Unfortunately, it doesn't seem to parse from the inside out, so that Spy::<Double>identity doesn't cause the function to be inferred as Spy.<Double>f2(...) and the variable as Function<Double,Double>. Maybe Java 11? Maybe it would break too much, and can't work.

It does, however, put an end to my attempts to abuse var name = ...; to solve the OP's conundrum.

---

Many thanks to @Eugene for critiquing my previous attempts prior to Java 10's release.

Answer 2

This is type inference in action, in the majority of the cases the compiler will infer the types for you and thus meaning you need not explicitly provide them.

However, there are certain circumstances in which you need to manually provide type hints.

Anyhow, Java 8 enhances the inference of generic arguments.

So, doing the following:

BiConsumer<Double[], Comparator<Double>> arraySorter = Arrays::sort;

in completly valid due to type inference.

A couple of examples which I can think of right now that would not have worked in Java-7 but works in Java-8 is something like:

void exampleMethod(List<Person> people) {
      // do logic
} 

exampleMethod(Collections.emptyList())

Another example:

someMethodName(new HashMap<>());
...
void someMethodName(Map<String, String> values);

You were required to explicitly provide the type arguments previously.

Also, because of the aforementioned type inference, it's the exact reason why we can now do something like:

...
...
.collect(Collectors.toList());

instead of this guy:

...
...
.collect(Collectors.<Person>toList());

---

Whether you should provide type arguments explicitly or not is a matter of preference in some cases and in others, you're forced to do so in order to help the compiler do its work.

Answer 3

Java 8 implements Generalized Target-Type Inference (JEP 101) that allows the compiler to infer the type parameter of a generic method. In your example, the Java 8 compiler infers the type parameter of the method sort from the right hand side of the assignment.

JEP 101 also proposed generalized target-type inference for chained method calls, but it was not implemented because of the complexity that it would have introduced to the inference algorithm (discussed here and here). So, chained generic-method calls is an example in which the type parameter of a generic method cannot be inferred.

Consider the following code snippet:

class Main {

    String s = MyList.nil().head(); // Incompatible types. Required: String. Found: Object.

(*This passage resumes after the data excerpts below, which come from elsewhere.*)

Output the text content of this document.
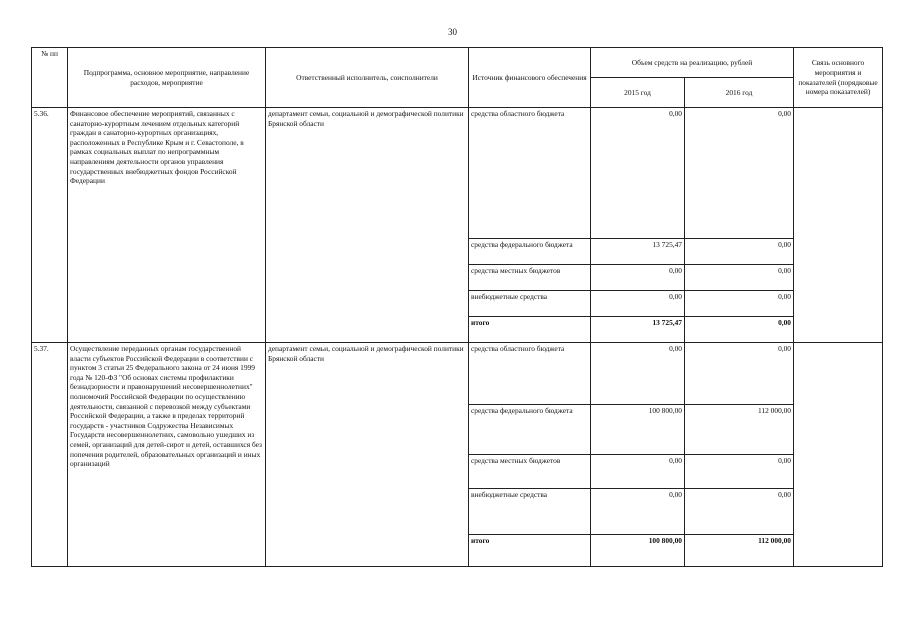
30
№ пп	Подпрограмма, основное мероприятие, направление расходов, мероприятие	Ответственный исполнитель, соисполнители	Источник финансового обеспечения	Объем средств на реализацию, рублей		Связь основного мероприятия и показателей (порядковые номера показателей)
				2015 год	2016 год	
5.36.	Финансовое обеспечение мероприятий, связанных с санаторно-курортным лечением отдельных категорий граждан в санаторно-курортных организациях, расположенных в Республике Крым и г. Севастополе, в рамках социальных выплат по непрограммным направлениям деятельности органов управления государственных внебюджетных фондов Российской Федерации	департамент семьи, социальной и демографической политики Брянской области	средства областного бюджета	0,00	0,00	
			средства федерального бюджета	13 725,47	0,00	
			средства местных бюджетов	0,00	0,00	
			внебюджетные средства	0,00	0,00	
			итого	13 725,47	0,00	
5.37.	Осуществление переданных органам государственной власти субъектов Российской Федерации в соответствии с пунктом 3 статьи 25 Федерального закона от 24 июня 1999 года № 120-ФЗ "Об основах системы профилактики безнадзорности и правонарушений несовершеннолетних" полномочий Российской Федерации по осуществлению деятельности, связанной с перевозкой между субъектами Российской Федерации, а также в пределах территорий государств - участников Содружества Независимых Государств несовершеннолетних, самовольно ушедших из семей, организаций для детей-сирот и детей, оставшихся без попечения родителей, образовательных организаций и иных организаций	департамент семьи, социальной и демографической политики Брянской области	средства областного бюджета	0,00	0,00	
			средства федерального бюджета	100 800,00	112 000,00	
			средства местных бюджетов	0,00	0,00	
			внебюджетные средства	0,00	0,00	
			итого	100 800,00	112 000,00	
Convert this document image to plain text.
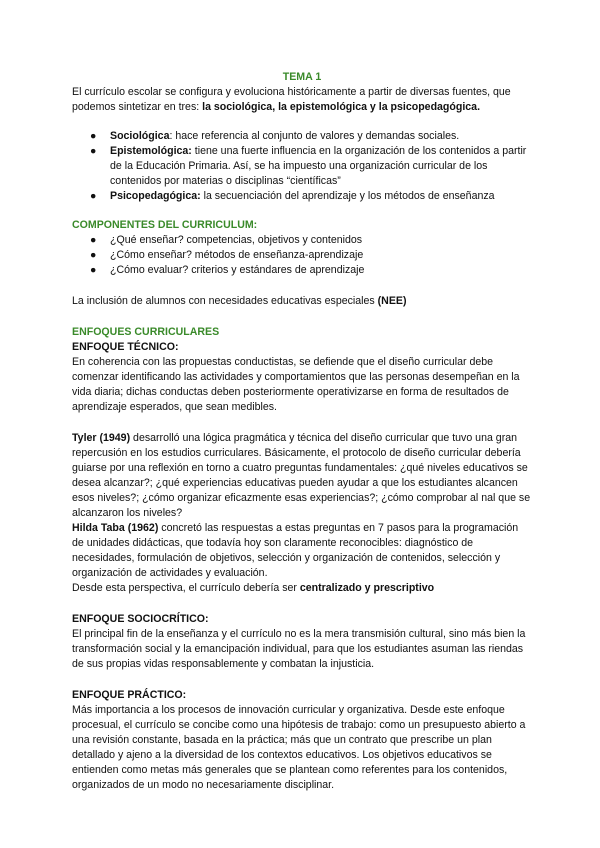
TEMA 1

El currículo escolar se configura y evoluciona históricamente a partir de diversas fuentes, que podemos sintetizar en tres: la sociológica, la epistemológica y la psicopedagógica.

● Sociológica: hace referencia al conjunto de valores y demandas sociales.
● Epistemológica: tiene una fuerte influencia en la organización de los contenidos a partir de la Educación Primaria. Así, se ha impuesto una organización curricular de los contenidos por materias o disciplinas “científicas”
● Psicopedagógica: la secuenciación del aprendizaje y los métodos de enseñanza

COMPONENTES DEL CURRICULUM:

● ¿Qué enseñar? competencias, objetivos y contenidos
● ¿Cómo enseñar? métodos de enseñanza-aprendizaje
● ¿Cómo evaluar? criterios y estándares de aprendizaje

La inclusión de alumnos con necesidades educativas especiales (NEE)

ENFOQUES CURRICULARES

ENFOQUE TÉCNICO:

En coherencia con las propuestas conductistas, se defiende que el diseño curricular debe comenzar identificando las actividades y comportamientos que las personas desempeñan en la vida diaria; dichas conductas deben posteriormente operativizarse en forma de resultados de aprendizaje esperados, que sean medibles.

Tyler (1949) desarrolló una lógica pragmática y técnica del diseño curricular que tuvo una gran repercusión en los estudios curriculares. Básicamente, el protocolo de diseño curricular debería guiarse por una reflexión en torno a cuatro preguntas fundamentales: ¿qué niveles educativos se desea alcanzar?; ¿qué experiencias educativas pueden ayudar a que los estudiantes alcancen esos niveles?; ¿cómo organizar eficazmente esas experiencias?; ¿cómo comprobar al nal que se alcanzaron los niveles?

Hilda Taba (1962) concretó las respuestas a estas preguntas en 7 pasos para la programación de unidades didácticas, que todavía hoy son claramente reconocibles: diagnóstico de necesidades, formulación de objetivos, selección y organización de contenidos, selección y organización de actividades y evaluación.

Desde esta perspectiva, el currículo debería ser centralizado y prescriptivo

ENFOQUE SOCIOCRÍTICO:

El principal fin de la enseñanza y el currículo no es la mera transmisión cultural, sino más bien la transformación social y la emancipación individual, para que los estudiantes asuman las riendas de sus propias vidas responsablemente y combatan la injusticia.

ENFOQUE PRÁCTICO:

Más importancia a los procesos de innovación curricular y organizativa. Desde este enfoque procesual, el currículo se concibe como una hipótesis de trabajo: como un presupuesto abierto a una revisión constante, basada en la práctica; más que un contrato que prescribe un plan detallado y ajeno a la diversidad de los contextos educativos. Los objetivos educativos se entienden como metas más generales que se plantean como referentes para los contenidos, organizados de un modo no necesariamente disciplinar.
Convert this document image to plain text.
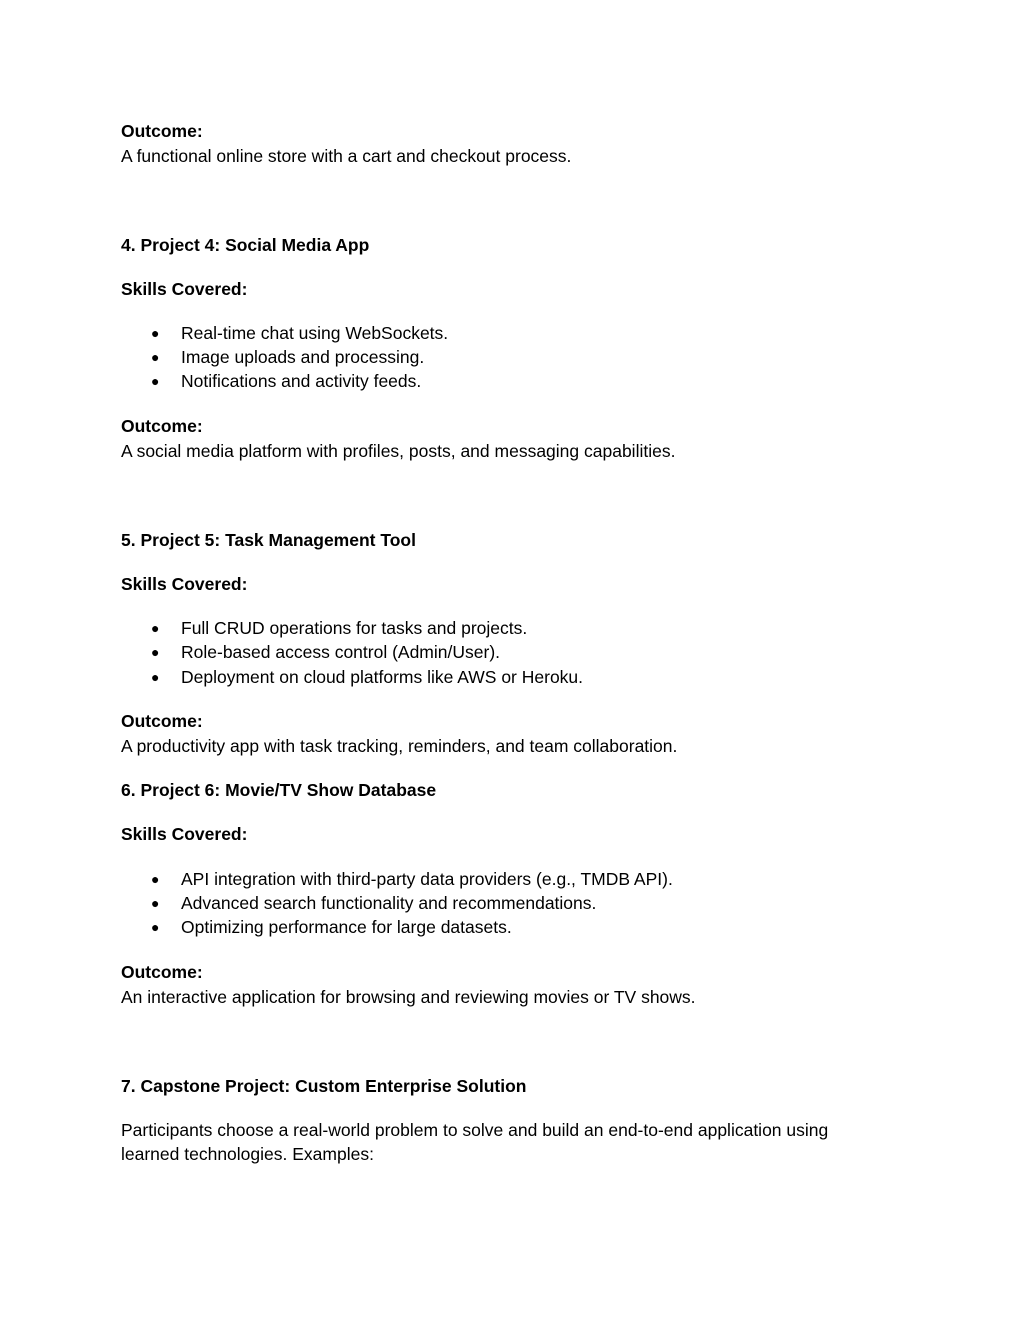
Outcome:
A functional online store with a cart and checkout process.
4. Project 4: Social Media App
Skills Covered:
● Real-time chat using WebSockets.
● Image uploads and processing.
● Notifications and activity feeds.
Outcome:
A social media platform with profiles, posts, and messaging capabilities.
5. Project 5: Task Management Tool
Skills Covered:
● Full CRUD operations for tasks and projects.
● Role-based access control (Admin/User).
● Deployment on cloud platforms like AWS or Heroku.
Outcome:
A productivity app with task tracking, reminders, and team collaboration.
6. Project 6: Movie/TV Show Database
Skills Covered:
● API integration with third-party data providers (e.g., TMDB API).
● Advanced search functionality and recommendations.
● Optimizing performance for large datasets.
Outcome:
An interactive application for browsing and reviewing movies or TV shows.
7. Capstone Project: Custom Enterprise Solution
Participants choose a real-world problem to solve and build an end-to-end application using
learned technologies. Examples:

    static class MyList<E> {
        private E head;
        static <Z> MyList<Z> nil() { return new MyList(); }
        E head() { return head; }
    }
}

The compiler fails to infer the type parameter for the generic method nil() in String s = MyList.nil().head(). So, we have to provide more information to the inference algorithm, either by adding a type parameter

String s = MyList.<String>nil().head();

or by splitting the chained calls

MyList<String> ls = MyList.nil();
String s = ls.head();

Note: The chained-calls example does not contain a method reference to a generic method (::<> syntax) as in the original question, but the inference technique invoked in both examples is the same. Therefore, the limitations of the inference are also the same.